Scienceblogs: I feel very small and insignificant.
Hell Yeah, Hubble! Yet ... I want interstellar travel already, don’t you?
Miller-McCune Nah, I’m too busy to weblog ...
Researchers Say We Overestimate How Much Temptation We Can Handle. “Study shows that people who believe they have a high capacity for impulse control will expose themselves to greater levels of temptation and ultimately exhibit more impulsive behavior.” Oops.
Discover: Fascinating effect on Saturn’s rings.
Like the fist of an angry god. “It’s not exactly clear what’s going on here, even in this slightly zoomed shot. But it looks for all the world - or worlds — like some small object on an inclined orbit has punched through Saturn’s narrow F ring, bursting out from underneath, and dragging behind it a wake of particles from the rings.”
BBC: Itching, low level pain? Scratch that.
Scientists find an itchiness cell. “The finding suggests itching is not simply a low-level variation of pain - but a distinct sensation.”
New Scientist: Hand-sized rock maps.
Found: A pocket guide to prehistoric Spain. “‘This is a pretty spectacular find,’ says prehistoric archaeologist Lawrence Straus of the University of New Mexico in Albuquerque. ‘It may give us a glimpse into the ways in which people navigated and explained their territories.’”
National Geographic: To toke, or not to toke ... that is the question.
Did Shakespeare Puff on “Noted Weed”? “Other substances found in the pipes are a little more puzzling. Scientists detected traces of camphor, myristic acid, and quinoline. Francis Thackeray, a paleontologist from the Transvaal Museum in Pretoria, who initiated the pipe study, believes he might have an explanation. ‘Myristic acid, which is found in nutmeg, has hallucinogenic properties, and camphor, perhaps, was used to hide the smell of tobacco or other substances,’ said Thackeray.”
BBC: HIV, soon to be hacked.
Structure of HIV genome ‘decoded’. “The team from the University of North Carolina at Chapel Hill said they planned to use the information to see if they could make tiny changes to the virus. ‘If it doesn’t grow as well when you disrupt the virus with mutations, then you know you’ve mutated or affected something that was important to the virus,’ says Ron Swanstrom, professor of microbiology and immunology.”

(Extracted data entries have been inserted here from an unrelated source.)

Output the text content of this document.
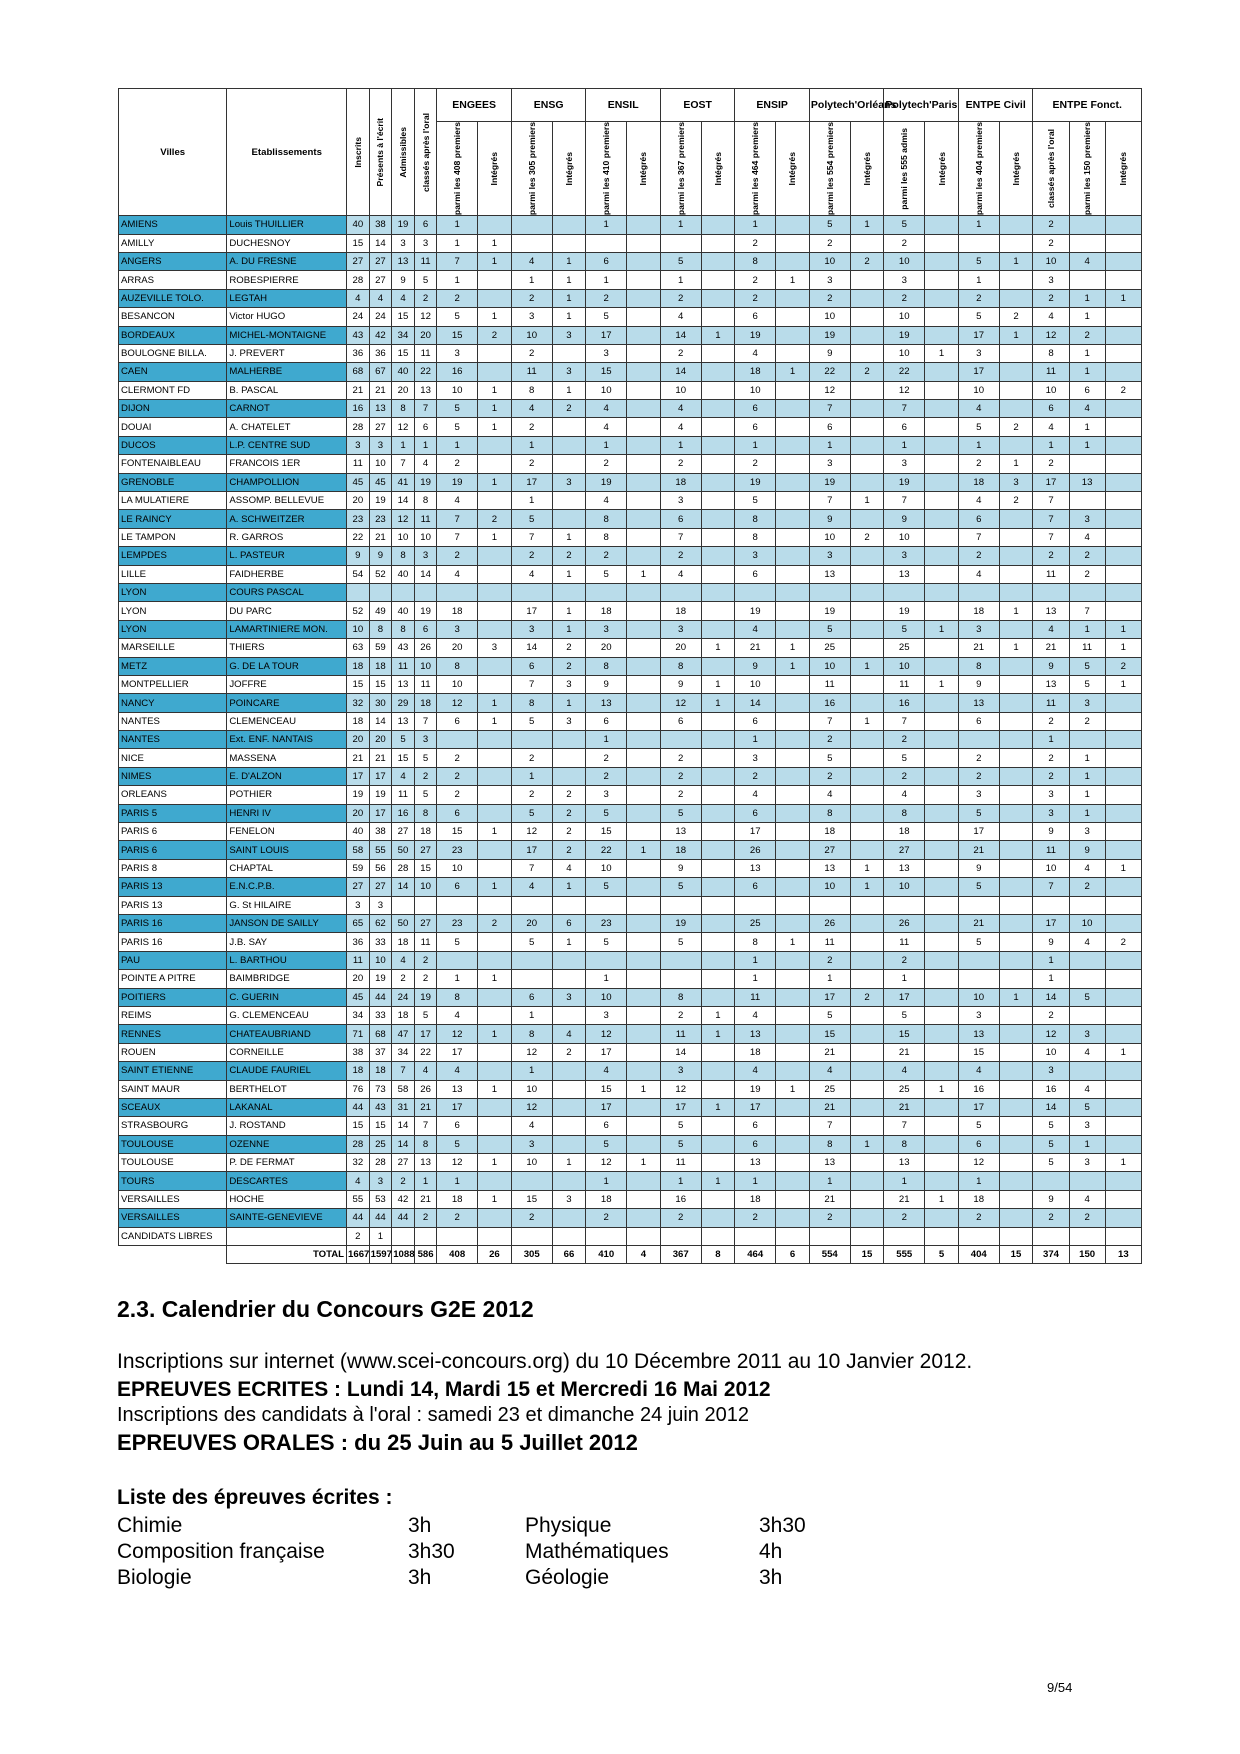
Villes	Etablissements	Inscrits	Présents à l'écrit	Admissibles	classés après l'oral	ENGEES		ENSG		ENSIL		EOST		ENSIP		Polytech'Orléans		Polytech'Paris		ENTPE Civil		ENTPE Fonct.		

						parmi les 408 premiers	Intégrés	parmi les 305 premiers	Intégrés	parmi les 410 premiers	Intégrés	parmi les 367 premiers	Intégrés	parmi les 464 premiers	Intégrés	parmi les 554 premiers	Intégrés	parmi les 555 admis	Intégrés	parmi les 404 premiers	Intégrés	classés après l'oral	parmi les 150 premiers	Intégrés

AMIENS	Louis THUILLIER	40	38	19	6	1				1		1		1		5	1	5		1		2		
AMILLY	DUCHESNOY	15	14	3	3	1	1							2		2		2				2		
ANGERS	A. DU FRESNE	27	27	13	11	7	1	4	1	6		5		8		10	2	10		5	1	10	4	
ARRAS	ROBESPIERRE	28	27	9	5	1		1	1	1		1		2	1	3		3		1		3		
AUZEVILLE TOLO.	LEGTAH	4	4	4	2	2		2	1	2		2		2		2		2		2		2	1	1
BESANCON	Victor HUGO	24	24	15	12	5	1	3	1	5		4		6		10		10		5	2	4	1	
BORDEAUX	MICHEL-MONTAIGNE	43	42	34	20	15	2	10	3	17		14	1	19		19		19		17	1	12	2	
BOULOGNE BILLA.	J. PREVERT	36	36	15	11	3		2		3		2		4		9		10	1	3		8	1	
CAEN	MALHERBE	68	67	40	22	16		11	3	15		14		18	1	22	2	22		17		11	1	
CLERMONT FD	B. PASCAL	21	21	20	13	10	1	8	1	10		10		10		12		12		10		10	6	2
DIJON	CARNOT	16	13	8	7	5	1	4	2	4		4		6		7		7		4		6	4	
DOUAI	A. CHATELET	28	27	12	6	5	1	2		4		4		6		6		6		5	2	4	1	
DUCOS	L.P. CENTRE SUD	3	3	1	1	1		1		1		1		1		1		1		1		1	1	
FONTENAIBLEAU	FRANCOIS 1ER	11	10	7	4	2		2		2		2		2		3		3		2	1	2		
GRENOBLE	CHAMPOLLION	45	45	41	19	19	1	17	3	19		18		19		19		19		18	3	17	13	
LA MULATIERE	ASSOMP. BELLEVUE	20	19	14	8	4		1		4		3		5		7	1	7		4	2	7		
LE RAINCY	A. SCHWEITZER	23	23	12	11	7	2	5		8		6		8		9		9		6		7	3	
LE TAMPON	R. GARROS	22	21	10	10	7	1	7	1	8		7		8		10	2	10		7		7	4	
LEMPDES	L. PASTEUR	9	9	8	3	2		2	2	2		2		3		3		3		2		2	2	
LILLE	FAIDHERBE	54	52	40	14	4		4	1	5	1	4		6		13		13		4		11	2	
LYON	COURS PASCAL																							
LYON	DU PARC	52	49	40	19	18		17	1	18		18		19		19		19		18	1	13	7	
LYON	LAMARTINIERE MON.	10	8	8	6	3		3	1	3		3		4		5		5	1	3		4	1	1
MARSEILLE	THIERS	63	59	43	26	20	3	14	2	20		20	1	21	1	25		25		21	1	21	11	1
METZ	G. DE LA TOUR	18	18	11	10	8		6	2	8		8		9	1	10	1	10		8		9	5	2
MONTPELLIER	JOFFRE	15	15	13	11	10		7	3	9		9	1	10		11		11	1	9		13	5	1
NANCY	POINCARE	32	30	29	18	12	1	8	1	13		12	1	14		16		16		13		11	3	
NANTES	CLEMENCEAU	18	14	13	7	6	1	5	3	6		6		6		7	1	7		6		2	2	
NANTES	Ext. ENF. NANTAIS	20	20	5	3					1				1		2		2				1		
NICE	MASSENA	21	21	15	5	2		2		2		2		3		5		5		2		2	1	
NIMES	E. D'ALZON	17	17	4	2	2		1		2		2		2		2		2		2		2	1	
ORLEANS	POTHIER	19	19	11	5	2		2	2	3		2		4		4		4		3		3	1	
PARIS 5	HENRI IV	20	17	16	8	6		5	2	5		5		6		8		8		5		3	1	
PARIS 6	FENELON	40	38	27	18	15	1	12	2	15		13		17		18		18		17		9	3	
PARIS 6	SAINT LOUIS	58	55	50	27	23		17	2	22	1	18		26		27		27		21		11	9	
PARIS 8	CHAPTAL	59	56	28	15	10		7	4	10		9		13		13	1	13		9		10	4	1
PARIS 13	E.N.C.P.B.	27	27	14	10	6	1	4	1	5		5		6		10	1	10		5		7	2	
PARIS 13	G. St HILAIRE	3	3																					
PARIS 16	JANSON DE SAILLY	65	62	50	27	23	2	20	6	23		19		25		26		26		21		17	10	
PARIS 16	J.B. SAY	36	33	18	11	5		5	1	5		5		8	1	11		11		5		9	4	2
PAU	L. BARTHOU	11	10	4	2									1		2		2				1		
POINTE A PITRE	BAIMBRIDGE	20	19	2	2	1	1			1				1		1		1				1		
POITIERS	C. GUERIN	45	44	24	19	8		6	3	10		8		11		17	2	17		10	1	14	5	
REIMS	G. CLEMENCEAU	34	33	18	5	4		1		3		2	1	4		5		5		3		2		
RENNES	CHATEAUBRIAND	71	68	47	17	12	1	8	4	12		11	1	13		15		15		13		12	3	
ROUEN	CORNEILLE	38	37	34	22	17		12	2	17		14		18		21		21		15		10	4	1
SAINT ETIENNE	CLAUDE FAURIEL	18	18	7	4	4		1		4		3		4		4		4		4		3		
SAINT MAUR	BERTHELOT	76	73	58	26	13	1	10		15	1	12		19	1	25		25	1	16		16	4	
SCEAUX	LAKANAL	44	43	31	21	17		12		17		17	1	17		21		21		17		14	5	
STRASBOURG	J. ROSTAND	15	15	14	7	6		4		6		5		6		7		7		5		5	3	
TOULOUSE	OZENNE	28	25	14	8	5		3		5		5		6		8	1	8		6		5	1	
TOULOUSE	P. DE FERMAT	32	28	27	13	12	1	10	1	12	1	11		13		13		13		12		5	3	1
TOURS	DESCARTES	4	3	2	1	1				1		1	1	1		1		1		1				
VERSAILLES	HOCHE	55	53	42	21	18	1	15	3	18		16		18		21		21	1	18		9	4	
VERSAILLES	SAINTE-GENEVIEVE	44	44	44	2	2		2		2		2		2		2		2		2		2	2	
CANDIDATS LIBRES		2	1																					
	TOTAL	1667	1597	1088	586	408	26	305	66	410	4	367	8	464	6	554	15	555	5	404	15	374	150	13
2.3. Calendrier du Concours G2E 2012

Inscriptions sur internet (www.scei-concours.org) du 10 Décembre 2011 au 10 Janvier 2012.

EPREUVES ECRITES : Lundi 14, Mardi 15 et Mercredi 16 Mai 2012

Inscriptions des candidats à l'oral : samedi 23 et dimanche 24 juin 2012

EPREUVES ORALES : du 25 Juin au 5 Juillet 2012

Liste des épreuves écrites :
Chimie	3h	Physique	3h30
Composition française	3h30	Mathématiques	4h
Biologie	3h	Géologie	3h
9/54
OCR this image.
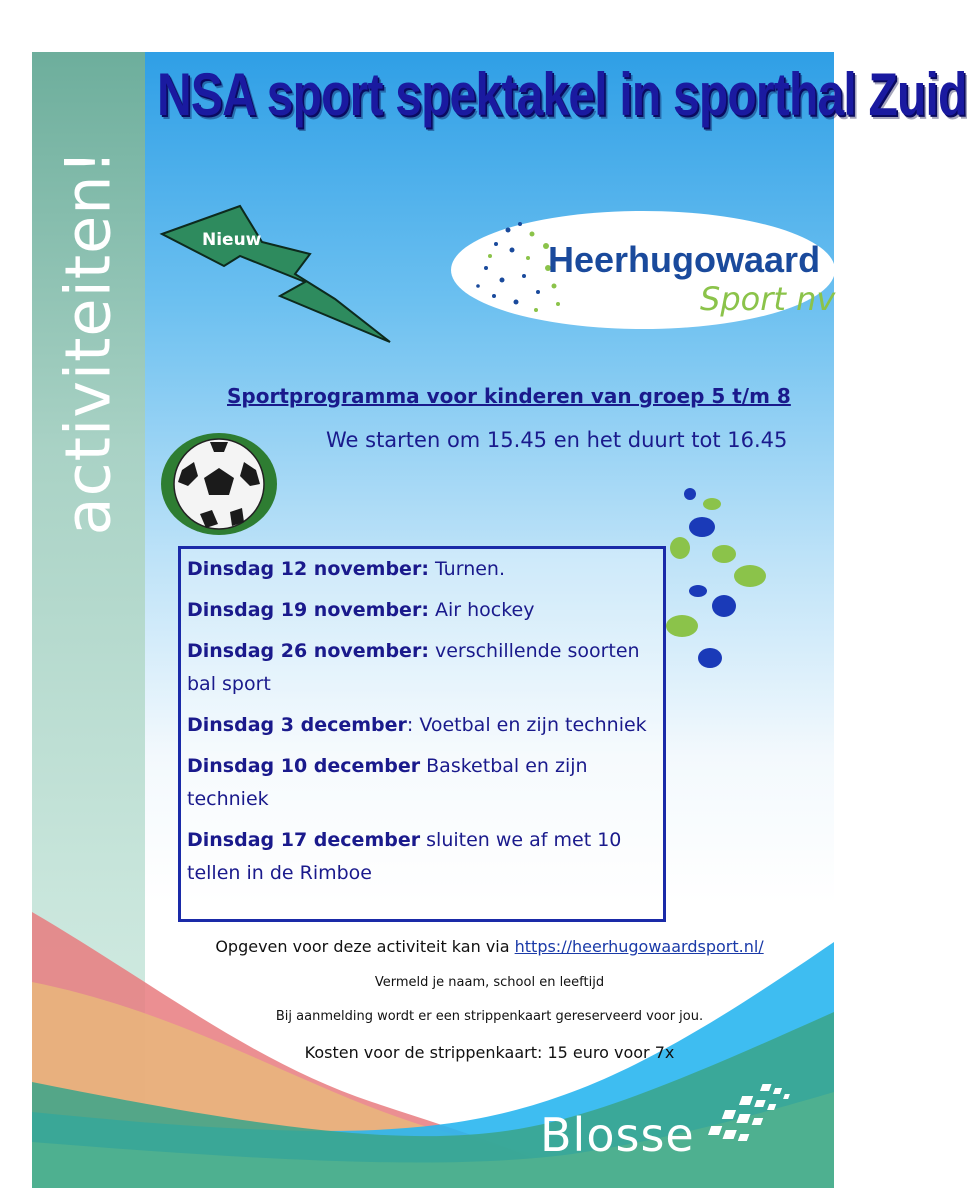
activiteiten!
NSA sport spektakel in sporthal Zuid
Nieuw	Heerhugowaard
Sport nv
Sportprogramma voor kinderen van groep 5 t/m 8
We starten om 15.45 en het duurt tot 16.45
Dinsdag 12 november: Turnen.
Dinsdag 19 november: Air hockey
Dinsdag 26 november: verschillende soorten bal sport
Dinsdag 3 december: Voetbal en zijn techniek
Dinsdag 10 december Basketbal en zijn techniek
Dinsdag 17 december sluiten we af met 10 tellen in de Rimboe
Blosse
Opgeven voor deze activiteit kan via https://heerhugowaardsport.nl/
Vermeld je naam, school en leeftijd
Bij aanmelding wordt er een strippenkaart gereserveerd voor jou.
Kosten voor de strippenkaart: 15 euro voor 7x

CNN: Free their doubtful minds ...
Cooling is catching on for cardiac arrest patients. “More than 90 percent of people who suffer cardiac arrest, as Dietrich did, end up dying. For more than a decade, there has been evidence that cooling a patient’s body — or therapeutic hypothermia — improves those odds. No one quite knows why, but it’s thought that the cold reduces the body’s need for oxygen and slows the deadly chemical cascade that sets in when oxygen isn’t circulating because the heart stopped beating.” You know what I’m going to cue up for this ...
Times Online: For every action, a re-action.
Fumes from rotting seaweed on France’s northern beaches could kill. “A stretch of beach had to be closed after a horse rider lost consciousness as a result of the putrefying algae. His horse was killed. Local residents have also been treated in hospital.”
BBC: The environment on Mars, is kinda like ... Martian.
Martian methane mystery deepens. “The problem is if we just take into account the photochemistry as we know it on Earth and if we put it in the model, then we cannot reproduce the model and that was a surprise. The current chemistry as we know it is not consistent with the measurements of methane on Mars. There is something else going on, something that lowers the methane lifetime by a factor of 600. So if the measurements are correct, we must be missing something quite important.” Like little green men.